I really didn’t like her. I took every opportunity to show her that I was the beauty queen of this dance hall and she (and her little dance team members) were guests of MINE.
I was last in line for the water fountain during a break and as I returned to the dance hall I saw this girl sitting on a bench just outside the door. I decided to take this one-on-one opportunity to once again remind her how I was the beauty queen here and I was permitting her to be a part of our event.
“I’m so glad you guys could join us again” I told her in a little-too-sugary-sweet voice. “I just love when we can work together, you guys are just too cute.” I’m sure my fake smile and degrading words did the trick to put her in her place, but just to top it off, I decided to go one step further and “forget” her name.
This was a long time ago, way before I learned that a person’s name is ‘the most beautiful sound in the world’ to that person. I just knew it was rude to forget someone’s name. I wanted her to know just how unimportant she was.
“Oh, I just have so many guest dancers who want to come be a part of our performances! I simply can’t keep track of them all (insert fake laugh) and I have forgotten your name again. Can you remind me, sweetie?”
She looked down at her dance shoes for just a moment – she surely felt small. I anxiously waited for her response, whatever it was would pale compared to me – I had the right clothes, the right hair, the right attitude. I was the prettiest in this hall and she knew it.

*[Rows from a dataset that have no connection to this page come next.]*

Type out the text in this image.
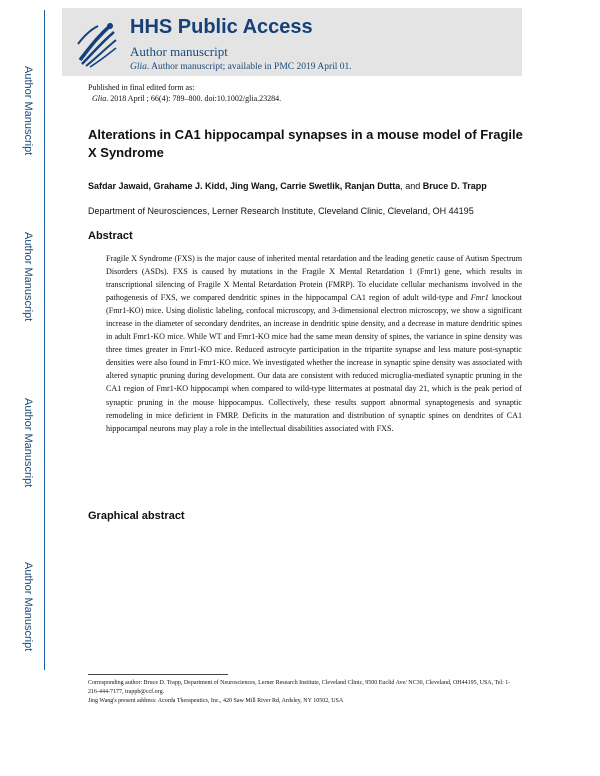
Author Manuscript
Author Manuscript
Author Manuscript
Author Manuscript
HHS Public Access
Author manuscript
Glia. Author manuscript; available in PMC 2019 April 01.
Published in final edited form as:
Glia. 2018 April ; 66(4): 789–800. doi:10.1002/glia.23284.
Alterations in CA1 hippocampal synapses in a mouse model of Fragile X Syndrome
Safdar Jawaid, Grahame J. Kidd, Jing Wang, Carrie Swetlik, Ranjan Dutta, and Bruce D. Trapp
Department of Neurosciences, Lerner Research Institute, Cleveland Clinic, Cleveland, OH 44195
Abstract
Fragile X Syndrome (FXS) is the major cause of inherited mental retardation and the leading genetic cause of Autism Spectrum Disorders (ASDs). FXS is caused by mutations in the Fragile X Mental Retardation 1 (Fmr1) gene, which results in transcriptional silencing of Fragile X Mental Retardation Protein (FMRP). To elucidate cellular mechanisms involved in the pathogenesis of FXS, we compared dendritic spines in the hippocampal CA1 region of adult wild-type and Fmr1 knockout (Fmr1-KO) mice. Using diolistic labeling, confocal microscopy, and 3-dimensional electron microscopy, we show a significant increase in the diameter of secondary dendrites, an increase in dendritic spine density, and a decrease in mature dendritic spines in adult Fmr1-KO mice. While WT and Fmr1-KO mice had the same mean density of spines, the variance in spine density was three times greater in Fmr1-KO mice. Reduced astrocyte participation in the tripartite synapse and less mature post-synaptic densities were also found in Fmr1-KO mice. We investigated whether the increase in synaptic spine density was associated with altered synaptic pruning during development. Our data are consistent with reduced microglia-mediated synaptic pruning in the CA1 region of Fmr1-KO hippocampi when compared to wild-type littermates at postnatal day 21, which is the peak period of synaptic pruning in the mouse hippocampus. Collectively, these results support abnormal synaptogenesis and synaptic remodeling in mice deficient in FMRP. Deficits in the maturation and distribution of synaptic spines on dendrites of CA1 hippocampal neurons may play a role in the intellectual disabilities associated with FXS.
Graphical abstract
Corresponding author: Bruce D. Trapp, Department of Neurosciences, Lerner Research Institute, Cleveland Clinic, 9500 Euclid Ave/ NC30, Cleveland, OH44195, USA, Tel: 1-216-444-7177, trappb@ccf.org.
Jing Wang's present address: Acorda Therapeutics, Inc., 420 Saw Mill River Rd, Ardsley, NY 10502, USA
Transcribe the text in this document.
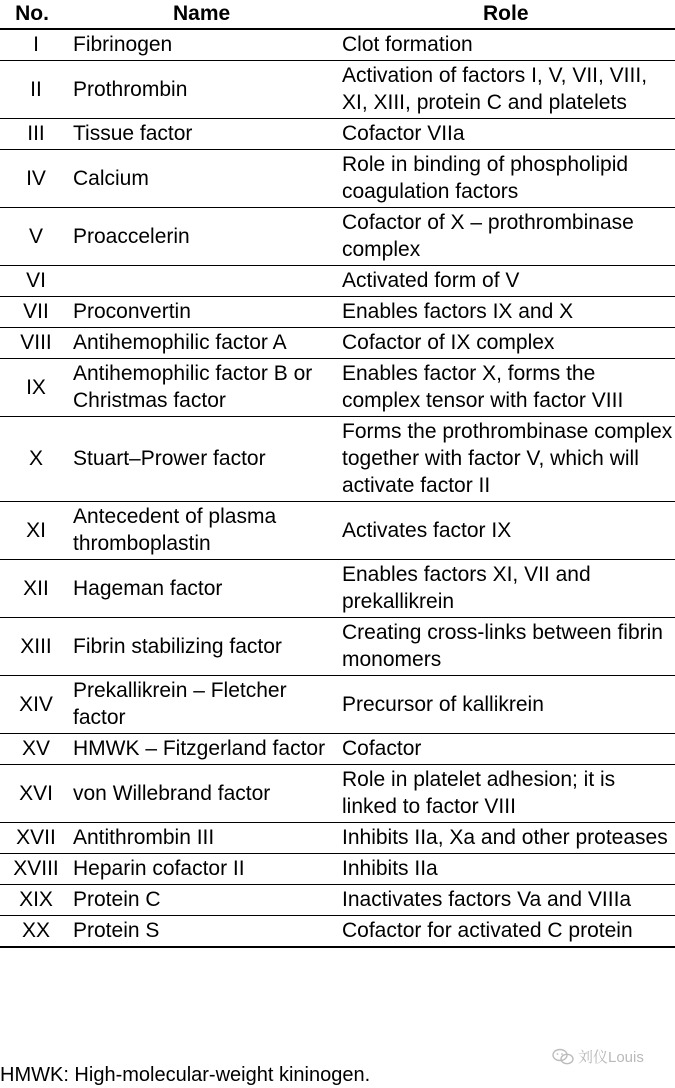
No.	Name	Role
I	Fibrinogen	Clot formation
II	Prothrombin	Activation of factors I, V, VII, VIII, XI, XIII, protein C and platelets
III	Tissue factor	Cofactor VIIa
IV	Calcium	Role in binding of phospholipid coagulation factors
V	Proaccelerin	Cofactor of X – prothrombinase complex
VI		Activated form of V
VII	Proconvertin	Enables factors IX and X
VIII	Antihemophilic factor A	Cofactor of IX complex
IX	Antihemophilic factor B or Christmas factor	Enables factor X, forms the complex tensor with factor VIII
X	Stuart–Prower factor	Forms the prothrombinase complex together with factor V, which will activate factor II
XI	Antecedent of plasma thromboplastin	Activates factor IX
XII	Hageman factor	Enables factors XI, VII and prekallikrein
XIII	Fibrin stabilizing factor	Creating cross-links between fibrin monomers
XIV	Prekallikrein – Fletcher factor	Precursor of kallikrein
XV	HMWK – Fitzgerland factor	Cofactor
XVI	von Willebrand factor	Role in platelet adhesion; it is linked to factor VIII
XVII	Antithrombin III	Inhibits IIa, Xa and other proteases
XVIII	Heparin cofactor II	Inhibits IIa
XIX	Protein C	Inactivates factors Va and VIIIa
XX	Protein S	Cofactor for activated C protein
HMWK: High-molecular-weight kininogen.
刘仪Louis
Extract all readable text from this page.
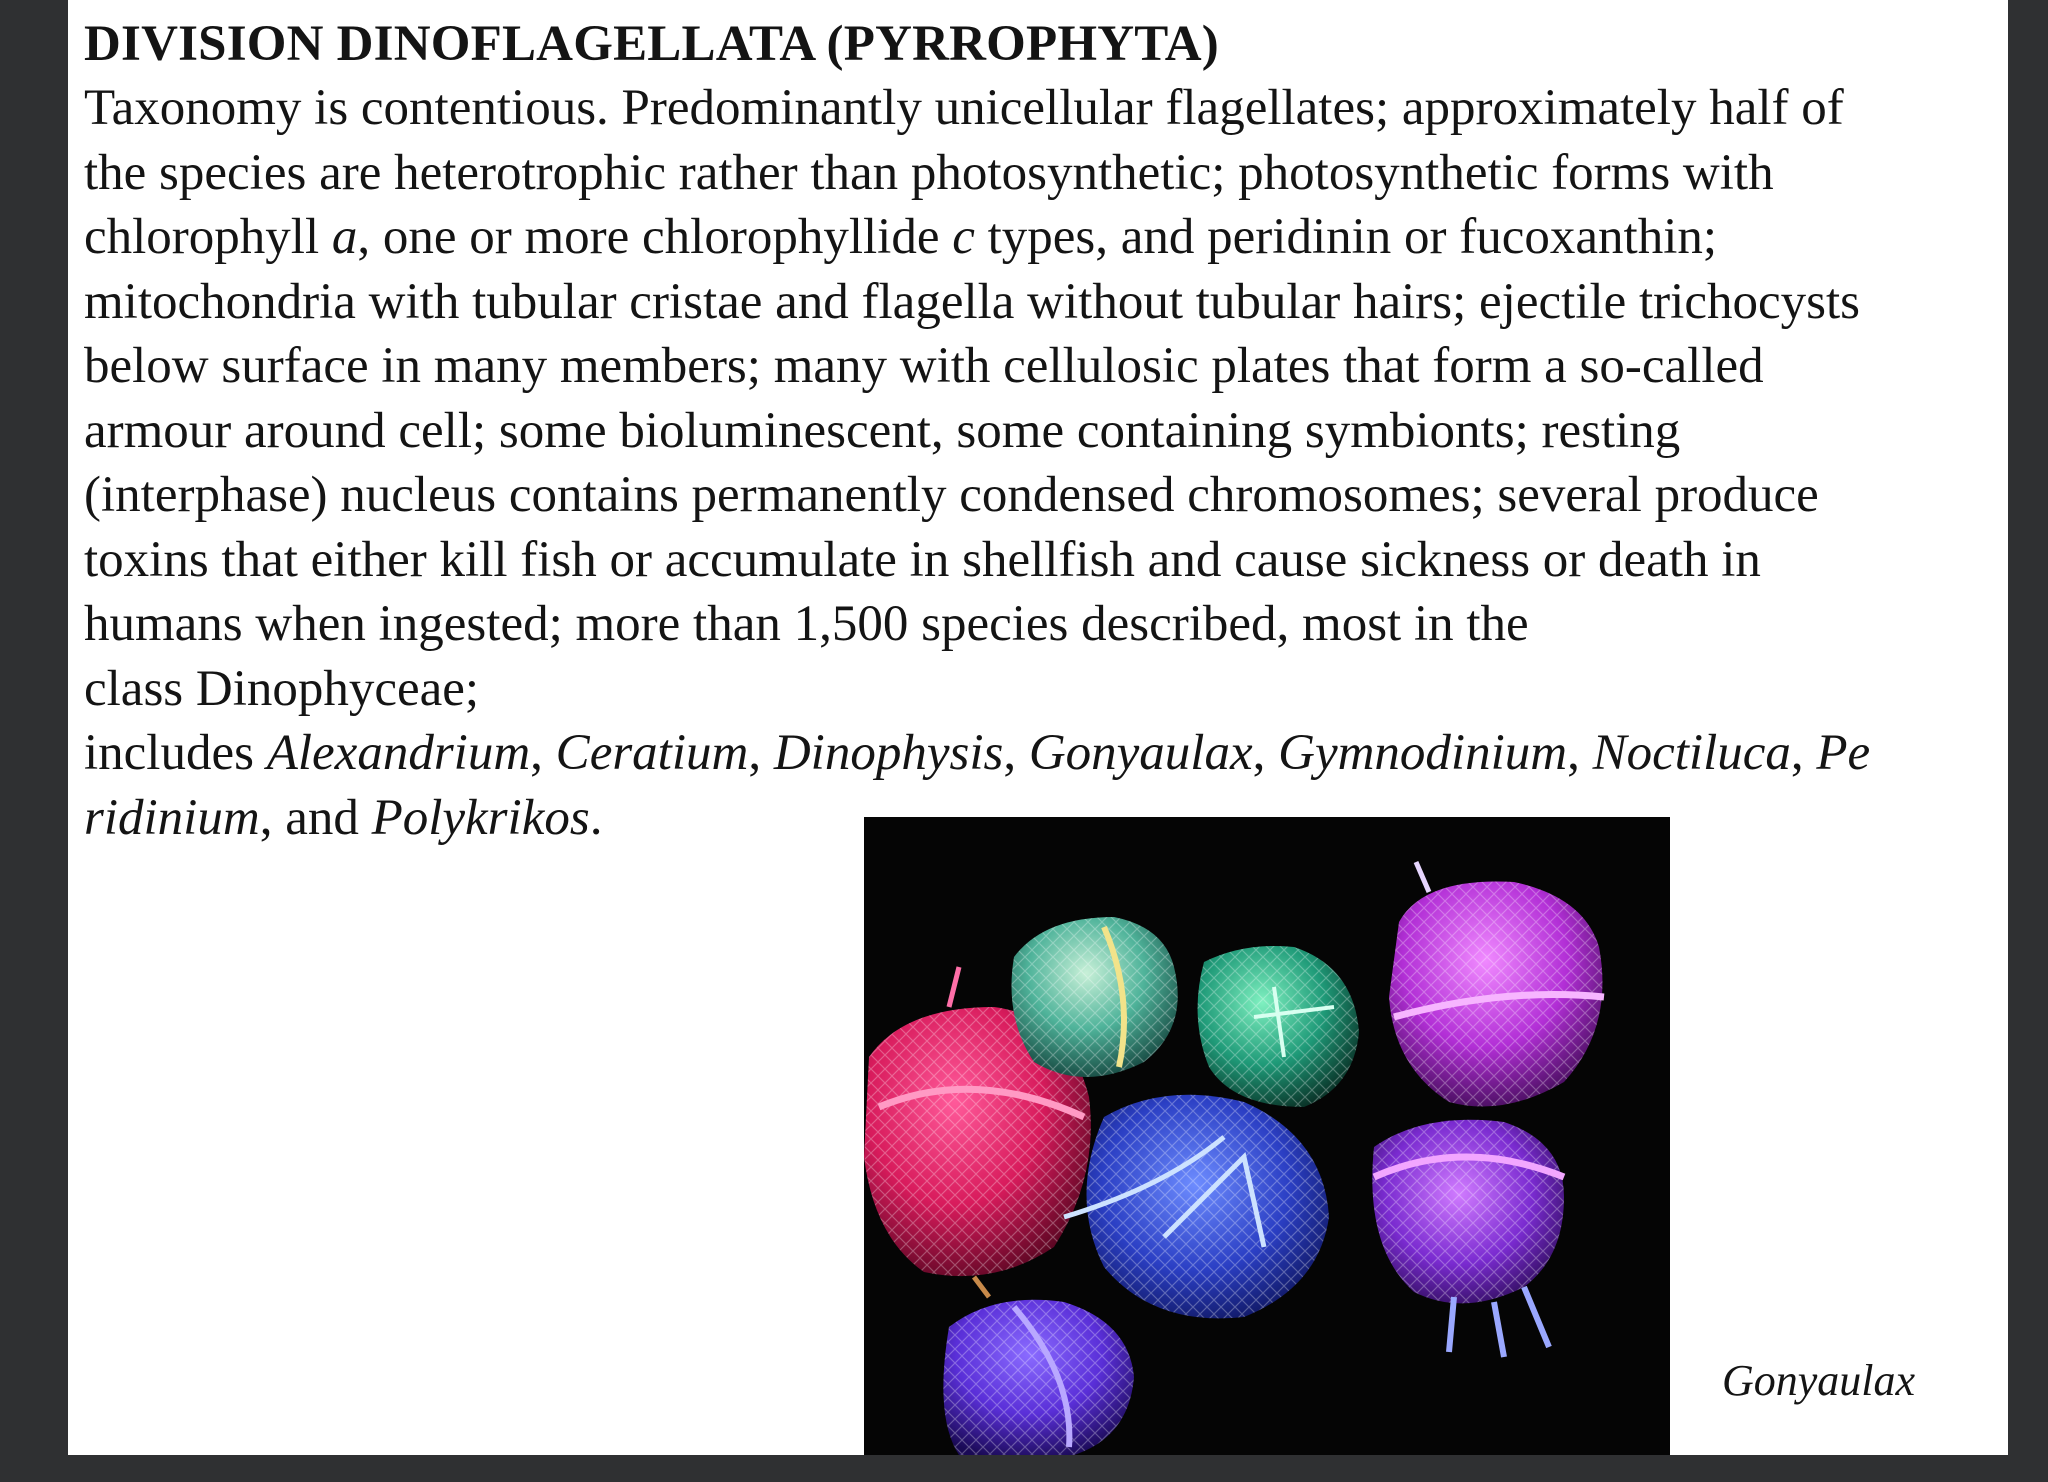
DIVISION DINOFLAGELLATA (PYRROPHYTA)

Taxonomy is contentious. Predominantly unicellular flagellates; approximately half of
the species are heterotrophic rather than photosynthetic; photosynthetic forms with
chlorophyll a, one or more chlorophyllide c types, and peridinin or fucoxanthin;
mitochondria with tubular cristae and flagella without tubular hairs; ejectile trichocysts
below surface in many members; many with cellulosic plates that form a so-called
armour around cell; some bioluminescent, some containing symbionts; resting
(interphase) nucleus contains permanently condensed chromosomes; several produce
toxins that either kill fish or accumulate in shellfish and cause sickness or death in
humans when ingested; more than 1,500 species described, most in the
class Dinophyceae;
includes Alexandrium, Ceratium, Dinophysis, Gonyaulax, Gymnodinium, Noctiluca, Pe
ridinium, and Polykrikos.

Gonyaulax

Still looking down, she told me her name. And you know, it’s been so many years since this day that I can’t even remember what it was. But I’ll never forget what she said next. She lifted her head and looked right into my eyes and added, “And you’re Meg (insert real smile). I could never forget you. You’re unforgettable.”
I had a difficult time finishing the rehearsal that day. Not because there was anything wrong, but rather because there were mirrors. And I had to look at myself and see the reflection of someone who went out of their way to put someone else down. And in return, she went out of her way to build me up. I did succeed in one thing, however, I was able to show her who the beauty queen – the prettiest one – of that dance hall was. It was her.
Elbert Hubbard said, “Strong men can always afford to be gentle. Only the weak are intent on giving as good as they get.” When a sharp, annoyed, curt response would have been understandable and justified, this girl responded with great restraint and with gentleness and love.
And love is strong, and strong is pretty.
We all have beautifying regimens to keep us looking as closely as possible to those magazine cover girls. And that’s fine. We really do want to be pretty and we do want to be physically strong and healthy. But in addition to the gym, let’s exercise our kindness and pump up our pretty by showing emotional restraint, love, and gentleness in the face of some ugly circumstances (and people). Let’s take a minute to pause and look at our beautiful naked face in the mirror and remind ourselves of how pretty we are when we choose to be strong in this way!